The North Koreans also started bombarding Sony with phishing emails, he says.
“And it seems around September 2014, a few months before the film was due to come out, they succeeded. They sent a phishing email to somebody saying here's some files, please download them.
“The Sony employee fell for the ruse and got infected.
“And from there, the hackers really just wreaked digital chaos on Sony, it was an astonishing takedown, not just taking its computers offline, thousands of Sony computers had to be switched off [and] disconnected from the internet.
“But they can't even pay people, they were writing people cheques in the carpark because they couldn't make the payroll work.”
The hackers didn’t stop there however, White says.
“The hackers took information stolen from Sony, deeply, deeply damaging confidential private emails from Sony's top people, and leaked them on the internet in a very strategic way to create maximum pain for Sony.
“Sony really were reeling from this.”
It was a very sophisticated operation, he says.
“With the Sony hack, the hackers staged eight releases of information. And what was really interesting was how they staged what they released.
“They were working up to a point where they were going to release the most damaging stuff at the summer culmination of this set of leaks, they were going to release information on the top people at Sony.”
The raid on the Bank of Bangladesh was equally sophisticated but driven purely by money, White says.
Again, through a phishing email the hackers got hold of the bank's SWIFT codes allowing them to transfer money out of the bank and then established a series of recipient accounts in the Philippines, he says.
They also realised that the Bank of Bangladesh had a New York branch holding millions of dollars.
“What was useful about this is you're suddenly playing across three time zones. So, Bangladesh, New York, and the Philippines. And even better, the day that they transferred the money into the bank in the Philippines was actually a national holiday, it was Lunar New Year, so nobody was in the bank in the Philippines.
“The day they started the hack on Bangladesh, was the start of the Bangladeshi weekend, which is actually Friday, not Saturday, as in most countries. And of course, in New York it's the weekend.”

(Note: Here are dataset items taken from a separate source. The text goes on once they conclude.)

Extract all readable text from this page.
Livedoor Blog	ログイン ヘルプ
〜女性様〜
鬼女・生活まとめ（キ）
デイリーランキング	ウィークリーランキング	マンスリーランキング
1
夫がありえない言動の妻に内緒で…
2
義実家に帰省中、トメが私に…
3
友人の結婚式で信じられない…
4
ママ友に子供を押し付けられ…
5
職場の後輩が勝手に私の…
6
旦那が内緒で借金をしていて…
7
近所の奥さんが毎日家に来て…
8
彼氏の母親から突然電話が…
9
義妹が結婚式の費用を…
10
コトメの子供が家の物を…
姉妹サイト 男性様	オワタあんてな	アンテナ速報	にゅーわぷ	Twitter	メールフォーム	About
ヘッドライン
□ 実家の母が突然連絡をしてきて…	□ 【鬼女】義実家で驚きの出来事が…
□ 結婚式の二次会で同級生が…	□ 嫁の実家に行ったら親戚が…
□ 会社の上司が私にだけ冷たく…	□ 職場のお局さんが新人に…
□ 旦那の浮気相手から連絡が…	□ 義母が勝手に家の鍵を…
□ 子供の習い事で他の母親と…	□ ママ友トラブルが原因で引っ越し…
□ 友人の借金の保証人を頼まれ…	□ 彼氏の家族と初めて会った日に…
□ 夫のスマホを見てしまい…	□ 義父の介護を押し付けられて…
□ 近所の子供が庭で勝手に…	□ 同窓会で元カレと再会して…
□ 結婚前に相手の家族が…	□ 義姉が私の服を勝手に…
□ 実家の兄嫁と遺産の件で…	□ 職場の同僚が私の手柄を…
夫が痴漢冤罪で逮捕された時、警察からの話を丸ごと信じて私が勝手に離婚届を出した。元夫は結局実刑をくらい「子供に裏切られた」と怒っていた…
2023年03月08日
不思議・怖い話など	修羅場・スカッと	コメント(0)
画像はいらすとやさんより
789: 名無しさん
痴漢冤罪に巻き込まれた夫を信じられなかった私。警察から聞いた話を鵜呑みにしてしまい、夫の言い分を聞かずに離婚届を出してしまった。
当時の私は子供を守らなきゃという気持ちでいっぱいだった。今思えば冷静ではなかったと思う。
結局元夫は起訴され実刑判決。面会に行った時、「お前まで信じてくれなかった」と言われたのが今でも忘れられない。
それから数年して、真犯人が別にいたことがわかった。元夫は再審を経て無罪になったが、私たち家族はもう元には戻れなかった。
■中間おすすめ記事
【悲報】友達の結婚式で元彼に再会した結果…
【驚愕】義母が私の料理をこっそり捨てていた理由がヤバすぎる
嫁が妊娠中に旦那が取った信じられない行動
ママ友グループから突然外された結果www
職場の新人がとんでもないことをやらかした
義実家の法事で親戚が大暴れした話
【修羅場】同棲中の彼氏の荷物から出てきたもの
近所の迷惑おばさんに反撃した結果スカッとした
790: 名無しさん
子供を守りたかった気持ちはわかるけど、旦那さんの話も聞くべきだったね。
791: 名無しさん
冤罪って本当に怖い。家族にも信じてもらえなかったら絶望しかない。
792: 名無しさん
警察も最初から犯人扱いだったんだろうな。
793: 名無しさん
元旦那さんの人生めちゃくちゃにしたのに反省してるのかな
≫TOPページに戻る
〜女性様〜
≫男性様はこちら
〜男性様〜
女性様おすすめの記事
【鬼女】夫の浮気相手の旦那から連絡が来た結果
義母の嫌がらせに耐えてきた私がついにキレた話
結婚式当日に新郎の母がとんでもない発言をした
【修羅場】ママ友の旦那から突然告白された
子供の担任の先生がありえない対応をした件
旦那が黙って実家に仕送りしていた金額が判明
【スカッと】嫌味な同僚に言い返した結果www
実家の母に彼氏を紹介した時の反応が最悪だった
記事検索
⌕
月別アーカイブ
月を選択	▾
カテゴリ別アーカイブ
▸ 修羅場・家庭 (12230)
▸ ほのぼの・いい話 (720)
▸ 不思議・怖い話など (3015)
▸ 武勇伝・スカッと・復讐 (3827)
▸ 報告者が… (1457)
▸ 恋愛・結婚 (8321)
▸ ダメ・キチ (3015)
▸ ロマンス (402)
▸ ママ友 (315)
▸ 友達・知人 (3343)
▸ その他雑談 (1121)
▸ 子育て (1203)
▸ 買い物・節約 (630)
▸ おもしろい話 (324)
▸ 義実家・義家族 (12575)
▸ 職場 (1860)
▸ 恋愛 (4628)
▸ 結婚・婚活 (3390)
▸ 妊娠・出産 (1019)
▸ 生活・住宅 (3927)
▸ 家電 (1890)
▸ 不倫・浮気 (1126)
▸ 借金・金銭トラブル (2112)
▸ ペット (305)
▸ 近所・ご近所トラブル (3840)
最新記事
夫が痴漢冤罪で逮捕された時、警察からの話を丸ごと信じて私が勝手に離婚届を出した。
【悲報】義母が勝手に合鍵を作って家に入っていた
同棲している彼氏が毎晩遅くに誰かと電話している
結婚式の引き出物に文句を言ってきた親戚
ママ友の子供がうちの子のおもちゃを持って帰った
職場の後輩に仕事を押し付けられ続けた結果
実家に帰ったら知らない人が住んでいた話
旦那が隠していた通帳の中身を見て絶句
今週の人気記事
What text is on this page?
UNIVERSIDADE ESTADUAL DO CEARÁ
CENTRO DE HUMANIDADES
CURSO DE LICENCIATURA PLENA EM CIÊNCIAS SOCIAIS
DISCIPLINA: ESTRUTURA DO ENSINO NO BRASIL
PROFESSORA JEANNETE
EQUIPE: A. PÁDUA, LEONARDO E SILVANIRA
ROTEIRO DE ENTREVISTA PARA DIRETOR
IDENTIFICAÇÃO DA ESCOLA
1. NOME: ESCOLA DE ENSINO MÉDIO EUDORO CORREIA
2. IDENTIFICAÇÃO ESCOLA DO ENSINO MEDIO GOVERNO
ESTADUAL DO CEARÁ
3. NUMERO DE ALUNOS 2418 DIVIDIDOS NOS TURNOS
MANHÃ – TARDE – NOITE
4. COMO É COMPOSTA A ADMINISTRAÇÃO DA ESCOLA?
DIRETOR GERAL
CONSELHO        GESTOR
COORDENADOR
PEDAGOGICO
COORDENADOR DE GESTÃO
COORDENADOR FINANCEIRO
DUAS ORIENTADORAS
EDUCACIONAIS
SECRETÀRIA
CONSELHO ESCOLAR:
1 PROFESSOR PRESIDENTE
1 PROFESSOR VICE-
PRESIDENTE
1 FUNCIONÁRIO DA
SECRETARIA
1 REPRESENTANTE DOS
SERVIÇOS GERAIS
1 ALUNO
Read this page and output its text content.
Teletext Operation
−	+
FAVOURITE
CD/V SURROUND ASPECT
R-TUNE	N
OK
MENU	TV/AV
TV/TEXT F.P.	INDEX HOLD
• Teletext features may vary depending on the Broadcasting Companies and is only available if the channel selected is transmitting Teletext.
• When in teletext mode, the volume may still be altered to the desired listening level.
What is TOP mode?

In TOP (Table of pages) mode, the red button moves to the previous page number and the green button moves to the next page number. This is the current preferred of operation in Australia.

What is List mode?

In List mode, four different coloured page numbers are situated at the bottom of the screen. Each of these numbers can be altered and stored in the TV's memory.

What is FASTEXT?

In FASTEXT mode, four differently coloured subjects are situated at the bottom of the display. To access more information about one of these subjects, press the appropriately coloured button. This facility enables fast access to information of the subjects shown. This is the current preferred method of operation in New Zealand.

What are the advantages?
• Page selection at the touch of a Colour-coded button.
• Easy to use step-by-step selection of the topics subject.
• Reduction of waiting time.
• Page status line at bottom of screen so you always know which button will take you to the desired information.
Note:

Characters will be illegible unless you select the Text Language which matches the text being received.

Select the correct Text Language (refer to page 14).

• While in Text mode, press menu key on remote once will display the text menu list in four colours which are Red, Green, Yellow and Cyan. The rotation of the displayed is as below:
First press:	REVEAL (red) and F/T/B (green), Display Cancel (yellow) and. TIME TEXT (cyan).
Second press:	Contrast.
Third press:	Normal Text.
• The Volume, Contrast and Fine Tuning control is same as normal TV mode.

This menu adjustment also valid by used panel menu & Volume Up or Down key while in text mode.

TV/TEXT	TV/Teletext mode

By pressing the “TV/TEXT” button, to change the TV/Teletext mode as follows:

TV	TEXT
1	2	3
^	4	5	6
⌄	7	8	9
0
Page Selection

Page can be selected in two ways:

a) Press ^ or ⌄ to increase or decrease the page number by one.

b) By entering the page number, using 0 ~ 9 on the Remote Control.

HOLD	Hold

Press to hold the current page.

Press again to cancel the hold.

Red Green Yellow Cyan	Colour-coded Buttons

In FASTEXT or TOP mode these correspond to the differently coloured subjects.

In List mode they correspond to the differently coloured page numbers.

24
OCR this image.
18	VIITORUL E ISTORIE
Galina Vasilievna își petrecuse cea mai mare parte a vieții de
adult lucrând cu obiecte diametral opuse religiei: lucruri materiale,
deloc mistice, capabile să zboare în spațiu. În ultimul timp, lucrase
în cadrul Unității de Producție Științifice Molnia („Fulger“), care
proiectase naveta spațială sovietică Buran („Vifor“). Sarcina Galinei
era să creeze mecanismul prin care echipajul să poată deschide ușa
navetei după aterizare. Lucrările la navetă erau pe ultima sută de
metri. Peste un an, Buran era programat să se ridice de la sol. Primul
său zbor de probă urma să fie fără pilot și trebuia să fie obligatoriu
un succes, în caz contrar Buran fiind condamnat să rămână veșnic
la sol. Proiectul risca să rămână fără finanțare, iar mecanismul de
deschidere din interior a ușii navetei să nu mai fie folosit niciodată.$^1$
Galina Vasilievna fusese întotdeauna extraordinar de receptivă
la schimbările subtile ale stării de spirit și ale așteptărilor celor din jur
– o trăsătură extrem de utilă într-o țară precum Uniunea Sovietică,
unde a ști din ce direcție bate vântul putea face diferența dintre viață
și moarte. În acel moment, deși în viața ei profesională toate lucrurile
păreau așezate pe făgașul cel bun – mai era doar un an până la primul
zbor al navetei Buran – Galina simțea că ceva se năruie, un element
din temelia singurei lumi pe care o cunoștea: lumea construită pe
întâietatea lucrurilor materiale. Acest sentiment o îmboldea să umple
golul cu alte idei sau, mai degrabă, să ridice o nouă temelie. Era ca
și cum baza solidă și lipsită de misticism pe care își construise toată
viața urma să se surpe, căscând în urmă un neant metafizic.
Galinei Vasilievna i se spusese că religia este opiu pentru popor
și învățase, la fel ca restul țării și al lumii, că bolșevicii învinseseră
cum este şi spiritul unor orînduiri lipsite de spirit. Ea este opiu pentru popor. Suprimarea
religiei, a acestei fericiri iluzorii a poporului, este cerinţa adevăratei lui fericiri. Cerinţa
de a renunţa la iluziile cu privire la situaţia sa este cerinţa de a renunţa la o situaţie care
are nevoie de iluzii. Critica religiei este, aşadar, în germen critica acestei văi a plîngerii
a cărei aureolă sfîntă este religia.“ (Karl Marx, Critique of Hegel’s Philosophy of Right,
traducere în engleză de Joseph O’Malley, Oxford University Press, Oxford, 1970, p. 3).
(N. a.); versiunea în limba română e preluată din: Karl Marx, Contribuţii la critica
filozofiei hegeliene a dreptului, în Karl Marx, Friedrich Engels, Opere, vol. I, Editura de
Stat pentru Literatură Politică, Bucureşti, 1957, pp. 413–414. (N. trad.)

This effectively gave the hackers a five-day window, he says.
“In each bank, on every single day, somebody was off, somebody was away. And so, the banks couldn't keep up with the hackers who were incredibly well staged to make the whole thing work.
“And it's almost a work of genius, if it wasn't for the criminal nature behind it.”
North Korea’s cybercrime activities, and cybercrime in general, are unlikely to go away, White says.
“I think the idea that we can kill off cybercrime is as naive as thinking we can kill off crime, we haven't managed that in, well, probably the entirety of human history.
“So, the idea we're going to kill off cybercrime is a bit naive, but things do happen and forces of good, if you like, do have successes.”
The FBI investigation of the Sony hack exposed a whole North Korean infrastructure, he says.
“It is an arms race, but you have to keep the arms race going. It's like a contact of mine says, look, it's like a good gardener, a good gardener is always keeping the weeds down.
“They know there'll always be weeds. But if you don't do something, you just end up with a garden full of weeds.”